Estaba en un cuadro colgado de un
árbol del bosque. Su imagen era delicada, delgada y hermosa. Grácil y
descuidada su pose. Rezumaba femineidad y encanto.
Sus ojos se clavaban en la mirada desde cualquier ángulo provocando nobles
sentimientos. Parecía un sueño de colores que quisiera escapar del óleo y
cautivar el alma de quién osara adentrarse en la foresta.

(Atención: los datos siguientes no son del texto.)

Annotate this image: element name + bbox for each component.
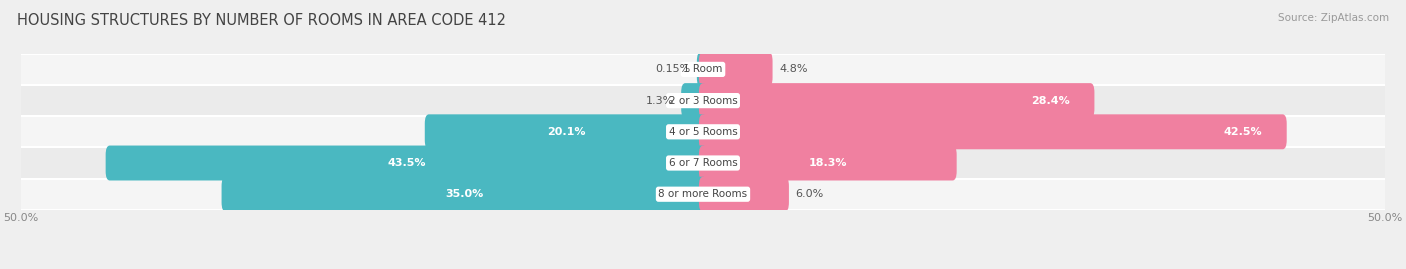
FancyBboxPatch shape	[699, 52, 772, 87]
FancyBboxPatch shape	[222, 177, 707, 212]
Text: 4 or 5 Rooms: 4 or 5 Rooms	[669, 127, 737, 137]
FancyBboxPatch shape	[697, 52, 707, 87]
Text: 20.1%: 20.1%	[547, 127, 585, 137]
Bar	[21, 179, 1385, 210]
Text: 18.3%: 18.3%	[808, 158, 846, 168]
Text: Source: ZipAtlas.com: Source: ZipAtlas.com	[1278, 13, 1389, 23]
Text: 28.4%: 28.4%	[1031, 95, 1070, 106]
FancyBboxPatch shape	[425, 114, 707, 149]
Bar	[21, 54, 1385, 85]
Text: 6 or 7 Rooms: 6 or 7 Rooms	[669, 158, 737, 168]
FancyBboxPatch shape	[699, 114, 1286, 149]
Text: 6.0%: 6.0%	[796, 189, 824, 199]
Text: 4.8%: 4.8%	[779, 64, 808, 75]
Bar	[21, 116, 1385, 147]
Text: 43.5%: 43.5%	[387, 158, 426, 168]
Text: 8 or more Rooms: 8 or more Rooms	[658, 189, 748, 199]
Text: 1.3%: 1.3%	[647, 95, 675, 106]
Text: 42.5%: 42.5%	[1223, 127, 1263, 137]
Text: 35.0%: 35.0%	[446, 189, 484, 199]
FancyBboxPatch shape	[699, 83, 1094, 118]
Text: HOUSING STRUCTURES BY NUMBER OF ROOMS IN AREA CODE 412: HOUSING STRUCTURES BY NUMBER OF ROOMS IN…	[17, 13, 506, 29]
Text: 0.15%: 0.15%	[655, 64, 690, 75]
FancyBboxPatch shape	[681, 83, 707, 118]
Text: 1 Room: 1 Room	[683, 64, 723, 75]
Bar	[21, 147, 1385, 179]
FancyBboxPatch shape	[699, 177, 789, 212]
Bar	[21, 85, 1385, 116]
FancyBboxPatch shape	[105, 146, 707, 180]
FancyBboxPatch shape	[699, 146, 956, 180]
Text: 2 or 3 Rooms: 2 or 3 Rooms	[669, 95, 737, 106]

Un joven leñador se sentó en la
hojarasca para mirarla. Tenía a su espalda la corteza de un árbol recio. Sentía al personaje
en los relieves de la vida. Cerró los ojos y respiró profundamente. El leve
roce de unos labios y unos finos dedos caracoleaban su cabellera negra. La
mujer había descendido del cuadro desposeída de sus ropajes y, entre susurros,
le asía de la mano. Él siguió sus pies desnudos por senderos retorcidos hasta
la verde orilla de un riachuelo. Se tendió a su lado, sobre el rocío de la
madrugada. Las mutuas caricias leían en braille sus cuerpos mientras la densa
niebla desdibujaba sus siluetas. Los suspiros se confundían con el ulular de
una lechuza y los tímidos cantos de los pájaros que despertaban. Culminado el
amor Burgalia se recogió en su cuadro. El joven amante siguió dormido sobre el
lecho de musgo.
Cuenta la leyenda que Burgalia había
nacido en las frías tierras del norte y vivía bajo la luz del Mediterráneo. Un
desconocido la había pintado en un óleo que colgó en el bosque con un conjuro
de amor: desde su cuadro disfrutaba la vida del bosque mientras esperaba que la
bruma le trajera el amor de cada noche.